Programmatic Cluster Scaling#

ray.autoscaler.sdk.request_resources#

Within a Ray program, you can command the autoscaler to scale the cluster up to a desired size with request_resources() call. The cluster will immediately attempt to scale to accommodate the requested resources, bypassing normal upscaling speed constraints.

ray.autoscaler.sdk.request_resources(num_cpus: int | None = None, bundles: List[dict] | None = None) → None[source]

Command the autoscaler to scale to accommodate the specified requests.

The cluster will immediately attempt to scale to accommodate the requested resources, bypassing normal upscaling speed constraints. This takes into account existing resource usage.
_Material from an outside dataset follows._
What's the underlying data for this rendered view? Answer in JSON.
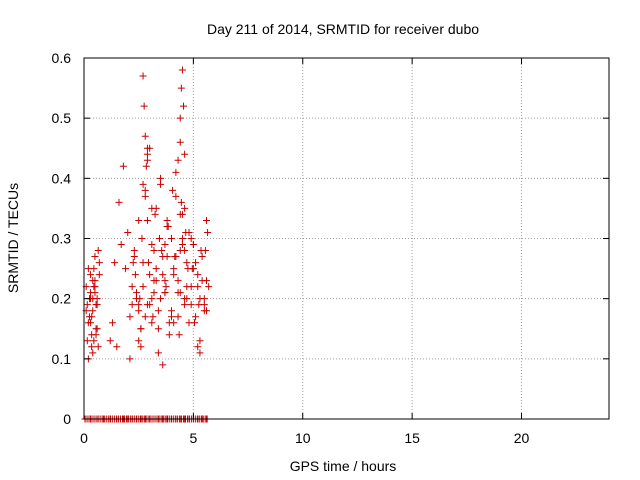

For example, suppose you call request_resources(num_cpus=100) and there are 45 currently running tasks, each requiring 1 CPU. Then, enough nodes will be added so up to 100 tasks can run concurrently. It does not add enough nodes so that 145 tasks can run.

This call is only a hint to the autoscaler. The actual resulting cluster size may be slightly larger or smaller than expected depending on the internal bin packing algorithm and max worker count restrictions.

Parameters:

num_cpus – Scale the cluster to ensure this number of CPUs are available. This request is persistent until another call to request_resources() is made to override.
bundles (List[ResourceDict]) – Scale the cluster to ensure this set of resource shapes can fit. This request is persistent until another call to request_resources() is made to override.

Examples

>>> from ray.autoscaler.sdk import request_resources
>>> # Request 1000 CPUs.
>>> request_resources(num_cpus=1000) 
>>> # Request 64 CPUs and also fit a 1-GPU/4-CPU task.
>>> request_resources( 
...     num_cpus=64, bundles=[{"GPU": 1, "CPU": 4}])
>>> # Same as requesting num_cpus=3.
>>> request_resources( 
...     bundles=[{"CPU": 1}, {"CPU": 1}, {"CPU": 1}])

DeveloperAPI: This API may change across minor Ray releases.